Monday, March 24, 2008

Old Stone House

My family lives in a very historic part of the country. Without really knowing it, I grew up along scenic U.S. 40, the first national road that started on one coast and ended on the other – also known as the old National Pike. The road is peppered with mile markers, old toll houses, and inns that have been converted to restaurants and private residences. One of the most striking of these buildings on U.S. 40 is The Old Stone House overlooking Little Meadows, the valley named by George Washington during the 1754 campaign.



The Old Stone House was built as an inn in 1818 by Jesse Tomlinson, who chose Little Meadows not only for its scenic beauty but for its opportune location on the National Pike about a day’s ride from Cumberland (today, it's a 20 minute trip by car.)

Tomlinson’s inn was built to last, of blocks of stone 2 feet and 3 feet square, with chimneys 30 feet wide at the base and 2-foot-deep windowsills. A community center, the inn housed a general store and the county’s first post office. Stagecoach passengers feasted on mutton, venison, turkey, pheasant and brook trout for 50 cents per person; the wagoners, whose trade was essential, got a discount, plus corn whiskey at 3 cents a shot.

According to the historical society, celebrated 19th-century guests at the inn included Henry Clay, Jenny Lind, P.T. Barnum and four U.S. presidents: Jackson, Taylor, Polk and President-elect William Henry Harrison – en route from Ohio to his fatal inauguration, maybe?
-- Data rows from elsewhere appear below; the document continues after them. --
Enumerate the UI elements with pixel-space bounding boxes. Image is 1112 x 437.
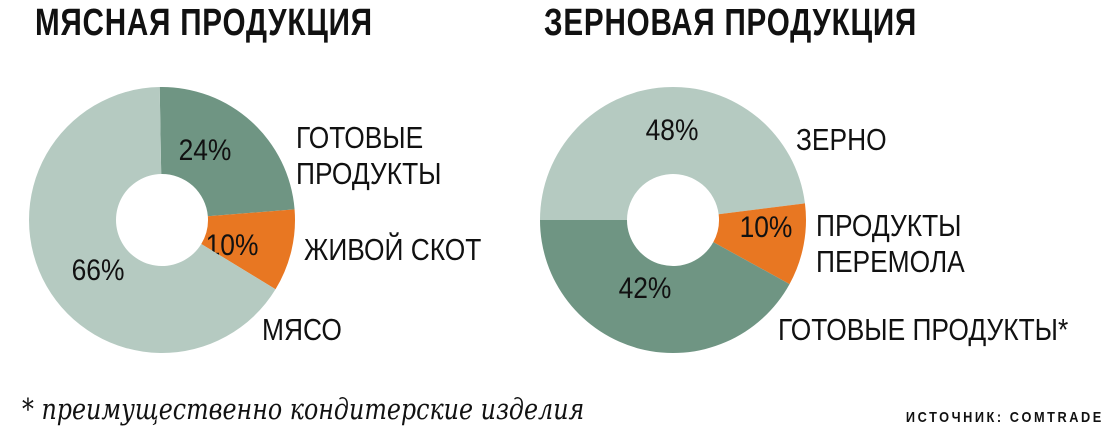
- slice-label-0-2: 66%: [72, 252, 125, 286]
- donut-slice-0-0: [159, 87, 295, 217]
- donut-slice-1-0: [540, 87, 805, 221]
- legend-label-milled-products: ПРОДУКТЫ ПЕРЕМОЛА: [816, 208, 965, 279]
- chart-title-meat: МЯСНАЯ ПРОДУКЦИЯ: [35, 2, 373, 44]
- footnote: * преимущественно кондитерские изделия: [22, 392, 585, 426]
- slice-label-0-0: 24%: [179, 132, 232, 166]
- donut-slice-1-2: [540, 220, 790, 353]
- legend-label-livestock: ЖИВОЙ СКОТ: [304, 232, 482, 267]
- slice-label-1-1: 10%: [740, 209, 793, 243]
- slice-label-1-0: 48%: [646, 112, 699, 146]
- donut-slice-0-1: [201, 209, 295, 290]
- legend-label-meat: МЯСО: [262, 312, 342, 347]
- source-note: ИСТОЧНИК: COMTRADE: [906, 409, 1104, 426]
- donut-slice-0-2: [28, 87, 276, 353]
- legend-label-ready-products-grain: ГОТОВЫЕ ПРОДУКТЫ*: [778, 312, 1069, 347]
- slice-label-1-2: 42%: [619, 270, 672, 304]
- donut-slice-1-1: [713, 203, 806, 285]
- legend-label-ready-products: ГОТОВЫЕ ПРОДУКТЫ: [296, 120, 442, 191]
- chart-title-grain: ЗЕРНОВАЯ ПРОДУКЦИЯ: [544, 2, 918, 44]
- legend-label-grain: ЗЕРНО: [796, 122, 887, 157]
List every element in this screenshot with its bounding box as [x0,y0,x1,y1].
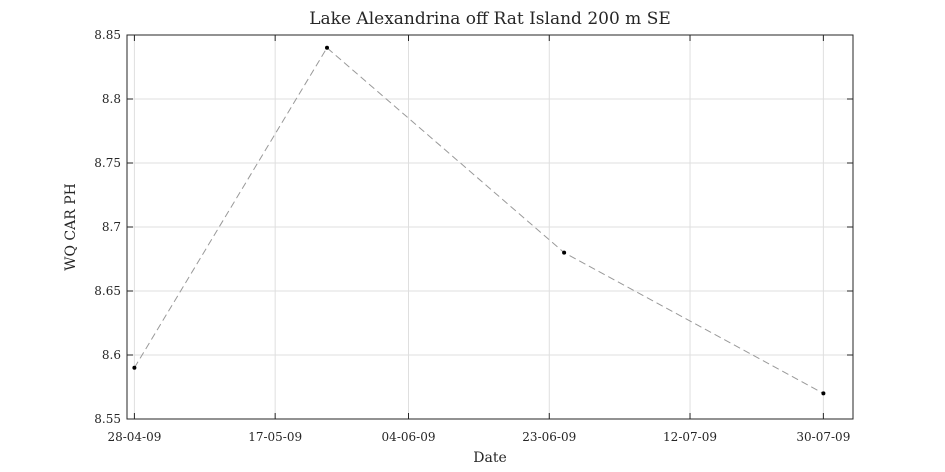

Of course, there are ghost stories. One of the bedrooms is said to have a perpetually bloodstained floor. The historical society passes along an even better legend:
The most intriguing story is about a beautiful, heavily veiled woman with quantities of expensive luggage bearing foreign labels, who got off the stage to spend the night at Stone House. She had her supper brought to her room and did not once set foot outside of her door. The next morning one of the little servant boys brought her hot water. But she had disappeared. All of her baggage remained, but there was no trace of her. The woods were searched as thoroughly as possible, but she was never found; and to this day no one knows who she was.